Public cloud use is on the rise.

Multi-cloud solutions are the primary strategy for large companies, with public cloud use gaining steam. Thirty-eight percent of enterprises represented in the seventh annual RightScale State of the Cloud survey have made the public cloud a priority for 2018, up from 29 percent the previous year.

The industries expected to spend the most on public cloud services in 2018 are discrete manufacturing, professional services, and banking, according to IDC. The telecommunications, banking, and professional services industries are expected to see the most growth in cloud spending over the next five years, with IDC expecting each sector to see increases of almost 25 percent by 2021.

Kubernetes is now king.

The container orchestration battle is over and Kubernetes has emerged as the undisputed winner.
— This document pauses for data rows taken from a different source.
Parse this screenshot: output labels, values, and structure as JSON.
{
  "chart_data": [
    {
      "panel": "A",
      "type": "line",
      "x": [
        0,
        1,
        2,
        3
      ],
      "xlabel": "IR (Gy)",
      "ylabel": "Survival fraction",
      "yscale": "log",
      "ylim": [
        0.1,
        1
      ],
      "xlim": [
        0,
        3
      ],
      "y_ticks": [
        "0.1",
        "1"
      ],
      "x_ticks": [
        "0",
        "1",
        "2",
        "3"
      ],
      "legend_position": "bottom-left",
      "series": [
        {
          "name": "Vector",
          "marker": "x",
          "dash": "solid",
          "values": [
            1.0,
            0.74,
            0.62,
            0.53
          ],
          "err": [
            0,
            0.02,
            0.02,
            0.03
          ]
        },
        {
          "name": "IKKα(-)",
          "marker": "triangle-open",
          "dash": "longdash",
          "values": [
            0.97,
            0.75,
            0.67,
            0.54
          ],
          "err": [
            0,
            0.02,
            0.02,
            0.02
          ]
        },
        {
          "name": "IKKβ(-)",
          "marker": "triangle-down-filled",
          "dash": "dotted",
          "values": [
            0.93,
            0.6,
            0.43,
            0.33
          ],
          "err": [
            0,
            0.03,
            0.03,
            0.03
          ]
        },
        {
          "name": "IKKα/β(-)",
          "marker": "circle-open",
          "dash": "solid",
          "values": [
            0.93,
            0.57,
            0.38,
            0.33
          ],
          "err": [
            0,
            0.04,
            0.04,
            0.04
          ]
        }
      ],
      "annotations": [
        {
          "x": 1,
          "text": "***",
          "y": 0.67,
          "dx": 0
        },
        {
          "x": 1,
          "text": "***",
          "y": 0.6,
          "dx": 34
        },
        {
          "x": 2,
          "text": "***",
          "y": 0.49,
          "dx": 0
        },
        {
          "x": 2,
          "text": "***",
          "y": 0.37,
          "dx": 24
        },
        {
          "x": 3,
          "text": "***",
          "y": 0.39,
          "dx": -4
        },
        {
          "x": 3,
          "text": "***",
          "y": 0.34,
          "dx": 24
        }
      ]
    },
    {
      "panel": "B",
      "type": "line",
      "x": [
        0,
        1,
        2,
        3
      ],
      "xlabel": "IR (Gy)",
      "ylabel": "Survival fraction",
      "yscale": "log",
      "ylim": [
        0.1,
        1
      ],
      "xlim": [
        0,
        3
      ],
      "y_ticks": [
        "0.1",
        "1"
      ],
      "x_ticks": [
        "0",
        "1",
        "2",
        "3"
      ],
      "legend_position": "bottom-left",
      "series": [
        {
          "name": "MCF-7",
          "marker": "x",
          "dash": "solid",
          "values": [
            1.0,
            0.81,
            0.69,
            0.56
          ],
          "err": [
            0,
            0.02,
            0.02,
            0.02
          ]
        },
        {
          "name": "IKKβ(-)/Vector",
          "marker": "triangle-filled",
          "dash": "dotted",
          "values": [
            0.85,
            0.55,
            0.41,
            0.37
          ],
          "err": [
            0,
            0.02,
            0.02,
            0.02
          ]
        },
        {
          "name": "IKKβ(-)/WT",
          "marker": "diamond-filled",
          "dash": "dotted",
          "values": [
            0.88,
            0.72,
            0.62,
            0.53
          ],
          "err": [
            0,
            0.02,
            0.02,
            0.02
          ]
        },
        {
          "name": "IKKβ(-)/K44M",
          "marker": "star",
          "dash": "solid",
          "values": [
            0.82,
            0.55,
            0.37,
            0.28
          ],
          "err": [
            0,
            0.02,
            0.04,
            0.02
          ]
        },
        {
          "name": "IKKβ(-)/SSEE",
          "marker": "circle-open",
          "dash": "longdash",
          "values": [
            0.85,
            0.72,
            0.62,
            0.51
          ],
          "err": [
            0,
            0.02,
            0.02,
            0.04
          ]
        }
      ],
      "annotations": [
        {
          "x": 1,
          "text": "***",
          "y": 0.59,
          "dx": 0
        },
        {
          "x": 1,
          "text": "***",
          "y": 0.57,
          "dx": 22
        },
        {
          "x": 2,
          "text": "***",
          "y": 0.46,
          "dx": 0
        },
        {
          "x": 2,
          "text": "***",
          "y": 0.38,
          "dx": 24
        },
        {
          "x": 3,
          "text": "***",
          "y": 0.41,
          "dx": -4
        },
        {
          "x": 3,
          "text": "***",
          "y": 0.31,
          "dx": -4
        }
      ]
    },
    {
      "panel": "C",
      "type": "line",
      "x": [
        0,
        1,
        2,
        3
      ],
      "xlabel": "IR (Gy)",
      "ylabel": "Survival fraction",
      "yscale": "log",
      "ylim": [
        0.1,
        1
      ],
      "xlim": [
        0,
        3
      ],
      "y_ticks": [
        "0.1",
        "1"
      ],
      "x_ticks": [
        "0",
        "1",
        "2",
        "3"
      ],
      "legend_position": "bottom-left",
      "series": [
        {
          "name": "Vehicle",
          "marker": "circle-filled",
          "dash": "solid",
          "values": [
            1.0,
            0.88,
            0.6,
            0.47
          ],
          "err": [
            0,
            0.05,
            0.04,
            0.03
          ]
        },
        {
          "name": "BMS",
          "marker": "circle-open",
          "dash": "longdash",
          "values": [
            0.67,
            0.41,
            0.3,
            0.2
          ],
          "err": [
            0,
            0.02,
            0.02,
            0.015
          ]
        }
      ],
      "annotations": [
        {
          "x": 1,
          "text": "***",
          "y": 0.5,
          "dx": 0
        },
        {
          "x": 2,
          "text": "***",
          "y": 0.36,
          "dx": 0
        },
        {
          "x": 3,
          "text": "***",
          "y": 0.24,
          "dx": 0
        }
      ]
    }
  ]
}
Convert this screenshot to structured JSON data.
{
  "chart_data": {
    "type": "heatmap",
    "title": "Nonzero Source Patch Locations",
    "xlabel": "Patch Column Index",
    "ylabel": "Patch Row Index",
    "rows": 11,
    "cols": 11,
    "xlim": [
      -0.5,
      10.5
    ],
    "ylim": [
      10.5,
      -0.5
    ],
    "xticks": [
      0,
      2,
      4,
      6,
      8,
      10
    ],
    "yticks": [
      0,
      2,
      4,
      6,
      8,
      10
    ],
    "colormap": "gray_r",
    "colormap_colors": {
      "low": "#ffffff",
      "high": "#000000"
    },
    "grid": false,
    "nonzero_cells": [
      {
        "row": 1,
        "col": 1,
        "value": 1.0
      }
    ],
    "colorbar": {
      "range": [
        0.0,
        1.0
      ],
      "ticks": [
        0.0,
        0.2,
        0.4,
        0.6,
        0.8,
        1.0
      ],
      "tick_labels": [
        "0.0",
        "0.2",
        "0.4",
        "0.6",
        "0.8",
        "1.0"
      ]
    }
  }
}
Industry insiders, like Forrester, have predicted Kubernetes as the winner and now the data proves this out. According to the State of the Cloud survey, Kubernetes shows 27 percent current use while Docker Swarm shows only 12 percent adoption. Use of Mesosphere clocks in at only 6 percent, but the report doesn't distinguish between Marathon or Kubernetes and Mesosphere supports both. The data could further be skewed by showing container orchestration offerings from AWS, Azure, and Google Cloud as separate segments when in fact they all run Kubernetes. While there's some muddiness in how people are consuming Kubernetes, what's clear is that the market has spoken and Kubernetes is the de facto way to do container orchestration.

Azure is hacking away at AWS’s lead in cloud infrastructure services.

Amazon Web Services has the lion’s share of the infrastructure-as-a-service (IaaS) market, but Microsoft’s Azure is closing the gap with growth that is outpacing its top competitor.

Azure adoption grew by 89 percent in the second quarter, ending Q2 with an 18 percent share of the market, according to a report by Canalys, an independent analyst firm. While still in the lead with a 31 percent share of the market, AWS’s second quarter growth was substantially less at 48 percent. Google Cloud rounded out the top three performers of Q2, growing a massive 108 percent during the quarter. Google ended the quarter with an eight percent share of the cloud infrastructure services market. Azure, AWS, and Google Cloud account for 57 percent of the IaaS market, Canalys reports.

Enterprise cloud spending is on the rise.

Companies are making heavy investments in the cloud, as seen by IDC’s decision to increase their 2018 spending prediction at the half-year mark. The market intelligence agency now expects to see a more than 21 percent increase in cloud infrastructure spending this year, which aligns with reports from enterprise survey respondents.

Twenty percent of enterprises say they plan to more than double their public cloud spend in 2018, according to the State of the Cloud survey and 71 percent of the poll’s 997 respondents expect to increase their public cloud spend by more than 20 percent this year.

Security remains a top cloud challenge.

Security regularly ranks as the number one concern among cloud adopters. Seventy-seven percent of State of the Cloud respondents reported security as a challenge, with 29 percent finding it to be a significant hurdle, particularly for beginners. Sixty-six percent of those surveyed in LogicMonitor’s Cloud Vision 2020: The Future of the Cloud Study reported security as the biggest challenge for organizations operating in the public cloud.

With security being a top priority for enterprises working in the cloud, Forrester anticipates that security will become “integrated with — and integral to — cloud platforms” in 2018.